In this project I will undergo Jungian psychoanalysis within a performative and relational framework. I will delve deeply inside the role of my "Master Gardener" domme persona, substituting plant-inspired topping sessions for the dream-work typically used as source material for psychoanalysis. This work will be collaborative between myself, scene bottoms and a psychoanalyst who agrees to attend scenes and unpack the symbols and fantasy elements of this dramaturgical praxis. In response to these sessions I will complete a series of large-scale, leather-tooled sculptural works as well as a published curriculum detailing this speculative therapeutic protocol.

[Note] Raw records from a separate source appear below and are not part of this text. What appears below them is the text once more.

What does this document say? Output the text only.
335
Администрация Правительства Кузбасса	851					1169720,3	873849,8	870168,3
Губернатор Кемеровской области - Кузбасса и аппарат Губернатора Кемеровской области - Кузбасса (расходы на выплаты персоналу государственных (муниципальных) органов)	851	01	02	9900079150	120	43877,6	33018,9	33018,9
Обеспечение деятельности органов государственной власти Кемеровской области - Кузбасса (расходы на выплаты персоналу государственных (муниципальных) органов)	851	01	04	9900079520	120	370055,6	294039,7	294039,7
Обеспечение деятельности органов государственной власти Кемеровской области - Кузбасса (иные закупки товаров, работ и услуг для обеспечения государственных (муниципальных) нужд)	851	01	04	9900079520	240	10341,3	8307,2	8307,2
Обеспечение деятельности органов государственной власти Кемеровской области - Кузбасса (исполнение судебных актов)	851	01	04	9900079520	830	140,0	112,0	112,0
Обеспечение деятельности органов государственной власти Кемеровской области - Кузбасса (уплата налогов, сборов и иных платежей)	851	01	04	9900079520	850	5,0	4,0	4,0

This exploration aims to unearth the pathologies around my resistance to commodifying art, the psycho-social instinct to dominate others for monetary gain, and the collective projection of ecofetishism as a surrogate for climate anxiety. Drawing on the Jungian archetype of the “Wounded Healer”, this undertaking examines the artifice of superiority required by professional dominants contrasted with the egalitarian vulnerability integral to successful individuation within psychoanalytic therapy. The carving, etching, and molding of bovine hide in the leather sculptures thus echo the 'wound' of this dominant archetype.

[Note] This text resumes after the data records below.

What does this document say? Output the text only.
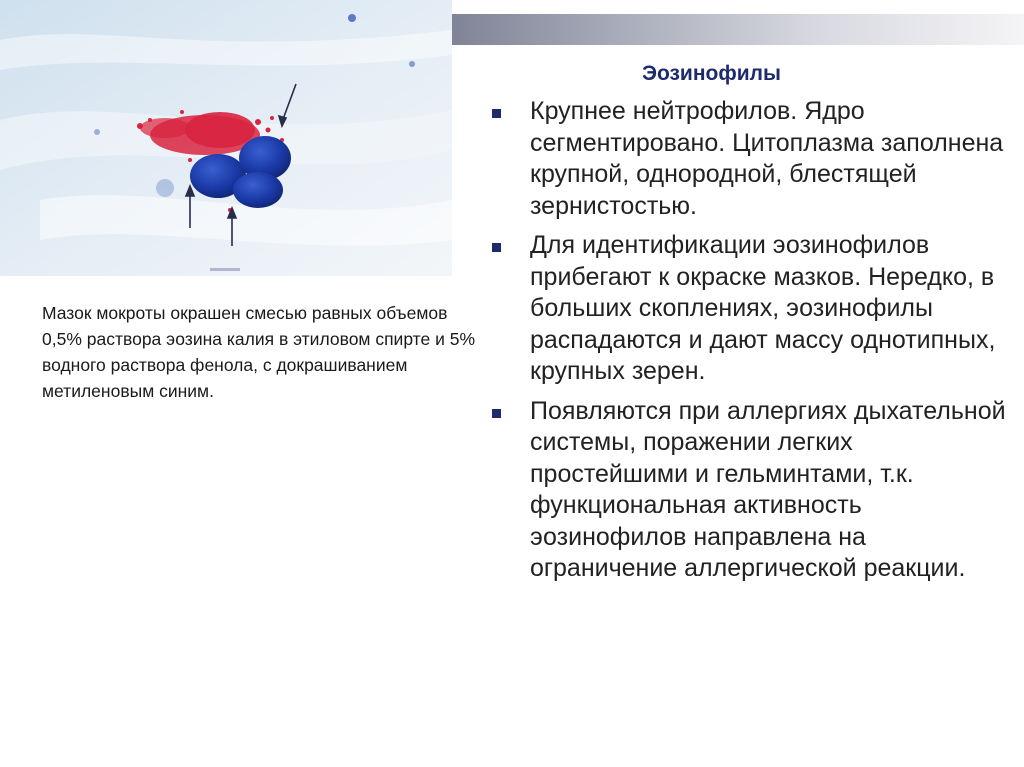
Мазок мокроты окрашен смесью равных объемов 0,5% раствора эозина калия в этиловом спирте и 5% водного раствора фенола, с докрашиванием метиленовым синим.
Эозинофилы
Крупнее нейтрофилов. Ядро сегментировано. Цитоплазма заполнена крупной, однородной, блестящей зернистостью.
Для идентификации эозинофилов прибегают к окраске мазков. Нередко, в больших скоплениях, эозинофилы распадаются и дают массу однотипных, крупных зерен.
Появляются при аллергиях дыхательной системы, поражении легких простейшими и гельминтами, т.к. функциональная активность эозинофилов направлена на ограничение аллергической реакции.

This new work will be anchored in building a garden shed in my backyard, on the site of a recent wildfire. This shed will serve as a studio, session space and psychoanalytic office for the work I am developing. Public activations and performances will occur at this site as will a work-in-progress outdoor installation surrounding the structure. The shed ties in to other shelter specific works I have created in the past including a "Mobile Monastery" where I lived in an RV in the lifestyle of an ascetic monk and “The Church of gorgeousTaps and The Reality Show”, a series of secular church services I created inside a shed in Brooklyn and Malmo. The site of shelter and precarity of home space is a theme I wish to revisit in this work and tie to the broader precarity of our Earth home as life on this shifting planet becomes ever more unpredictable.